Yale Engineer Leverages Cutting-Edge Technology for Fibrosis Detection


Associate professor of biomedical engineering Rong Fan has begun a $1.85 million project intended to create a minimally invasive method for the detection and measurement of bone marrow fibrosis, a pathological state wherein the affected organ forms an excess amount of fibrous connective tissue, causing severe clinical symptoms such as systemic inflammation, elevated white cell counts, and enlarged spleen. The method will build on single-cell analysis technology previously developed by Fan.

As part of a consortium of researchers funded by the National Institute of Diabetes and Digestive and Kidney Diseases (NIDDK), the project will contribute to discovering a common mechanism for the development of fibrotic pathology in the bone marrow, kidney, liver, prostate, and urinary tract. Fan’s research, the only project in the consortium to study fibrosis in bone marrow, will closely examine individual cell secretion of cytokines, a broad category of small proteins used for cell signaling — including signals that cause inflammation and wound repair.

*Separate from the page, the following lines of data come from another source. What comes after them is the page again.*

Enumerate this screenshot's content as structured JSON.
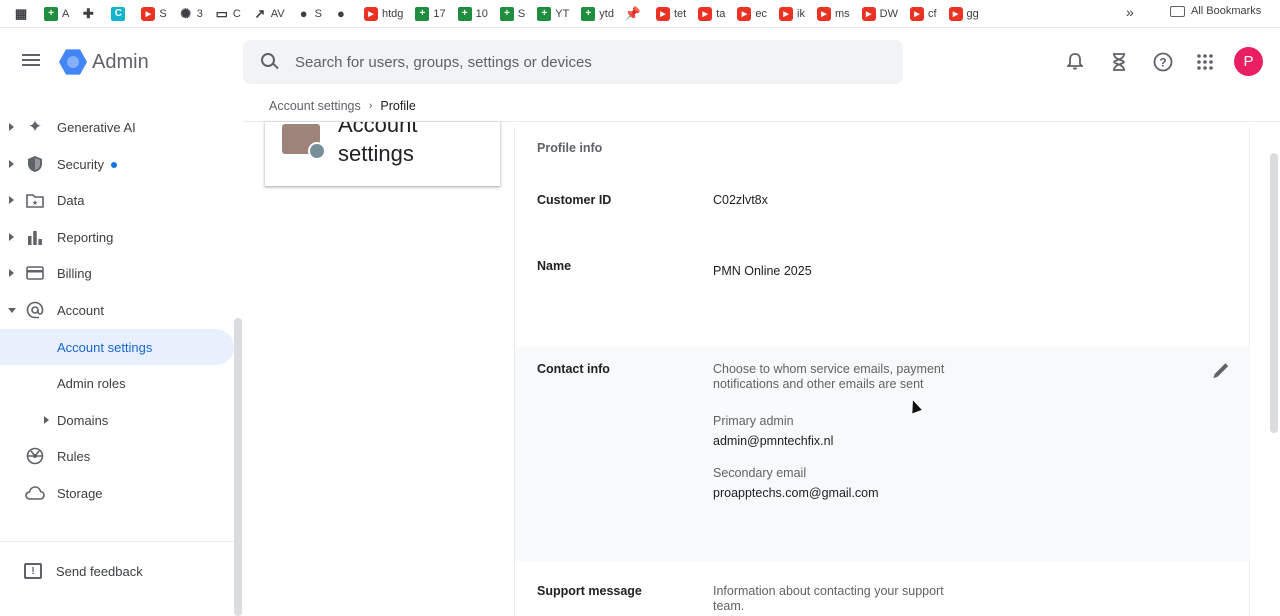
{
  "bookmarks": {
    "items": [
      {
        "label": "",
        "icon": "apps-grid-icon"
      },
      {
        "label": "A",
        "icon": "sheets-icon"
      },
      {
        "label": "",
        "icon": "puzzle-icon"
      },
      {
        "label": "",
        "icon": "canva-icon"
      },
      {
        "label": "S",
        "icon": "youtube-icon"
      },
      {
        "label": "3",
        "icon": "openai-icon"
      },
      {
        "label": "C",
        "icon": "folder-icon"
      },
      {
        "label": "AV",
        "icon": "trend-icon"
      },
      {
        "label": "S",
        "icon": "globe-icon"
      },
      {
        "label": "",
        "icon": "github-icon"
      },
      {
        "label": "htdg",
        "icon": "youtube-icon"
      },
      {
        "label": "17",
        "icon": "sheets-icon"
      },
      {
        "label": "10",
        "icon": "sheets-icon"
      },
      {
        "label": "S",
        "icon": "sheets-icon"
      },
      {
        "label": "YT",
        "icon": "sheets-icon"
      },
      {
        "label": "ytd",
        "icon": "sheets-icon"
      },
      {
        "label": "",
        "icon": "pin-icon"
      },
      {
        "label": "tet",
        "icon": "youtube-icon"
      },
      {
        "label": "ta",
        "icon": "youtube-icon"
      },
      {
        "label": "ec",
        "icon": "youtube-icon"
      },
      {
        "label": "ik",
        "icon": "youtube-icon"
      },
      {
        "label": "ms",
        "icon": "youtube-icon"
      },
      {
        "label": "DW",
        "icon": "youtube-icon"
      },
      {
        "label": "cf",
        "icon": "youtube-icon"
      },
      {
        "label": "gg",
        "icon": "youtube-icon"
      }
    ],
    "more": "»",
    "all_bookmarks": "All Bookmarks"
  },
  "header": {
    "app_name": "Admin",
    "search_placeholder": "Search for users, groups, settings or devices",
    "avatar_letter": "P"
  },
  "breadcrumb": {
    "parent": "Account settings",
    "separator": "›",
    "current": "Profile"
  },
  "sidebar": {
    "items": [
      {
        "label": "Generative AI",
        "icon": "sparkle-icon",
        "caret": "right"
      },
      {
        "label": "Security",
        "icon": "shield-icon",
        "caret": "right",
        "dot": true
      },
      {
        "label": "Data",
        "icon": "folder-star-icon",
        "caret": "right"
      },
      {
        "label": "Reporting",
        "icon": "bar-chart-icon",
        "caret": "right"
      },
      {
        "label": "Billing",
        "icon": "credit-card-icon",
        "caret": "right"
      },
      {
        "label": "Account",
        "icon": "at-sign-icon",
        "caret": "down"
      },
      {
        "label": "Account settings",
        "active": true
      },
      {
        "label": "Admin roles"
      },
      {
        "label": "Domains",
        "caret": "right"
      },
      {
        "label": "Rules",
        "icon": "rules-icon"
      },
      {
        "label": "Storage",
        "icon": "cloud-icon"
      }
    ],
    "feedback": "Send feedback"
  },
  "card": {
    "title": "Account settings"
  },
  "profile": {
    "section_title": "Profile info",
    "customer_id_label": "Customer ID",
    "customer_id_value": "C02zlvt8x",
    "name_label": "Name",
    "name_value": "PMN Online 2025",
    "contact_label": "Contact info",
    "contact_desc": "Choose to whom service emails, payment notifications and other emails are sent",
    "primary_admin_label": "Primary admin",
    "primary_admin_value": "admin@pmntechfix.nl",
    "secondary_email_label": "Secondary email",
    "secondary_email_value": "proapptechs.com@gmail.com",
    "support_label": "Support message",
    "support_desc": "Information about contacting your support team."
  },
  "colors": {
    "accent": "#1a73e8",
    "active_bg": "#e8f0fe",
    "avatar": "#e91e63"
  }
}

“Identifying what cytokines are being produced to mediate the healing process tells you if either the cells are normal and will heal the wound or if the cells have acquired abnormal functions, probably due to mutation, and will generate fibrotic scar tissue,” said Fan. “But as we move beyond just distinguishing ‘normal’ from ‘mutated,’ we hope to discover what cytokines develop as the pathogenesis changes from early chronic inflammation to fibrosis, a knowledge that not only elucidates the cellular mechanism but could also lead to early detection of the pathological changes toward fibrosis.” He also added that the project was additionally benefited by Yale’s history of excellence in non-malignant hematopoiesis research, including work done by Diane Krause of Yale Stem Cell Center.

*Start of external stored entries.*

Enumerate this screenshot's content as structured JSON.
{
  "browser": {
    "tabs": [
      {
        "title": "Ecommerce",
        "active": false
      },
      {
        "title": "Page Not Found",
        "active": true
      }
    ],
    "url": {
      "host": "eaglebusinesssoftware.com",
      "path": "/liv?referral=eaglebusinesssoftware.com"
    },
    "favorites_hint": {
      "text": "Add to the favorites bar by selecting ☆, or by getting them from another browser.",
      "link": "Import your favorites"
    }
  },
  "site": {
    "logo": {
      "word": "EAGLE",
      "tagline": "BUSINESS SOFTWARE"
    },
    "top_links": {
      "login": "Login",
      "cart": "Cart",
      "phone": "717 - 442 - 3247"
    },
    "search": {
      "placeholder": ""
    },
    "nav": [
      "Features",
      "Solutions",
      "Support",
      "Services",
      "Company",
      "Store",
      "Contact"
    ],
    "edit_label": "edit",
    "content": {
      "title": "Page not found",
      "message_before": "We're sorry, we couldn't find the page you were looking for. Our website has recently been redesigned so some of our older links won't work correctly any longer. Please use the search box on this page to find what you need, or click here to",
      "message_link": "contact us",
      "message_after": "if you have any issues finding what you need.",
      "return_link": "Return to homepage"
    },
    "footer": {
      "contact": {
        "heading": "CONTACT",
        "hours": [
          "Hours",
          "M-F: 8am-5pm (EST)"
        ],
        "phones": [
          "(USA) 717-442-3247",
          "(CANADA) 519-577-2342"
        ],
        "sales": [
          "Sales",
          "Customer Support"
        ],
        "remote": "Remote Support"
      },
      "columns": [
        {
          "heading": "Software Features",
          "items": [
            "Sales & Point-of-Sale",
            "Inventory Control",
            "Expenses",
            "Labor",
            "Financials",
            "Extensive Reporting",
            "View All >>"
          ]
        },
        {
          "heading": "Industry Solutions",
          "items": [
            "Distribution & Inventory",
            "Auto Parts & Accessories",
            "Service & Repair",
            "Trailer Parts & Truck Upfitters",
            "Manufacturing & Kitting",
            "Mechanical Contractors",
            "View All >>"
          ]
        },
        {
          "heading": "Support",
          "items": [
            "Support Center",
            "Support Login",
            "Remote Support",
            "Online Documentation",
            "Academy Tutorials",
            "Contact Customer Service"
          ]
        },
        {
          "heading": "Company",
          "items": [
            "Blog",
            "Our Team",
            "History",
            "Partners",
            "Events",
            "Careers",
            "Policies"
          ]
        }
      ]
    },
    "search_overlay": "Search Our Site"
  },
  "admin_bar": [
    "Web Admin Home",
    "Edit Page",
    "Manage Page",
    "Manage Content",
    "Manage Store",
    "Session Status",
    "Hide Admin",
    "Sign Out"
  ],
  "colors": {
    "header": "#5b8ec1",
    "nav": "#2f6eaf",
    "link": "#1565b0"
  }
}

Foundational to the grant, therefore, is Fan’s nanoscale proteomic technology, a microchip platform for highly multiplexed protein measurement in single cells that can be potentially combined with a microfluidic processor to facilitate genomic, epigenetic, and transcriptional profiling at the single-cell level. Using only very small quantities of cells, Fan’s device is capable of highly multiplex detection of more than 40 cytokine secretions at the single-cell level to distinguish minute functional differences in otherwise similar cells.

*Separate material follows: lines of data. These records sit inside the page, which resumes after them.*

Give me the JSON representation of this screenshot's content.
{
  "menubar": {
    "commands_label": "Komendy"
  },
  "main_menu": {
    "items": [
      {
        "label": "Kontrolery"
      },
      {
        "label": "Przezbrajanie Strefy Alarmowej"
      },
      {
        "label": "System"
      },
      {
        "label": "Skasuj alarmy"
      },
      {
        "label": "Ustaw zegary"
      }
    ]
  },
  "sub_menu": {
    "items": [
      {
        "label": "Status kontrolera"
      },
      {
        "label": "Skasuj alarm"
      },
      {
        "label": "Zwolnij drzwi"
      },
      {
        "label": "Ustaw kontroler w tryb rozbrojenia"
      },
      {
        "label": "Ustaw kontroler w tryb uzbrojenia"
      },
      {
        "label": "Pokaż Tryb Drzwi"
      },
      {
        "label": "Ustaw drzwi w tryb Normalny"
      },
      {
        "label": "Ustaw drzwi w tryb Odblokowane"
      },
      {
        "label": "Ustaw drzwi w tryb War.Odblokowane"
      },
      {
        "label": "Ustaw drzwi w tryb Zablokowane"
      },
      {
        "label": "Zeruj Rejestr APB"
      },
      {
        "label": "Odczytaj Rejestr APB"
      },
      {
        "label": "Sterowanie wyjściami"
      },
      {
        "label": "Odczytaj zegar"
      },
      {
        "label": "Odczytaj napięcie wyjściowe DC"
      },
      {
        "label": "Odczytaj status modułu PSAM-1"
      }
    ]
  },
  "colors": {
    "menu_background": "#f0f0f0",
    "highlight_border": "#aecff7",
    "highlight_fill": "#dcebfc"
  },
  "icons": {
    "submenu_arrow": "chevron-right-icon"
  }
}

Fan’s device will be used to analyze human bone marrow from patients identified by co-principal investigator Dr. Ross Levine of the Memorial Sloan-Kettering Cancer Center. The team will perform single-cell cytokine profiling on bone marrow cells including specific subpopulations in order to identify the unique cell types that show the most contrast between normal and abnormal cells with potential to initiate fibrosis. While this project is largely focused on the measurement of bone marrow cells, the technology has the potential to be further developed into a method for using the more-commonly available blood samples to detect and profile abnormal cytokine-secreting cells shed from bone marrow into the blood.

“With this device, our first goal is to identify new cellular targets for therapeutic intervention in bone marrow fibrosis,” said Fan. “But because these cytokine functions are a common mechanism in a range of human pathologies, the research is an important step toward creating a generic platform to diagnose other organ fibrosis diseases.”

The NIDDK, the fifth largest Institute at the National Institutes of Health, conducts, supports, and coordinates research on the diseases of internal medicine and related subspecialty fields, as well as many basic science disciplines. Other projects funded by the NIDDK Fibrosis Consortium are from Massachusetts General Hospital, Dana Farber Cancer Institute, and the Mayo Clinic.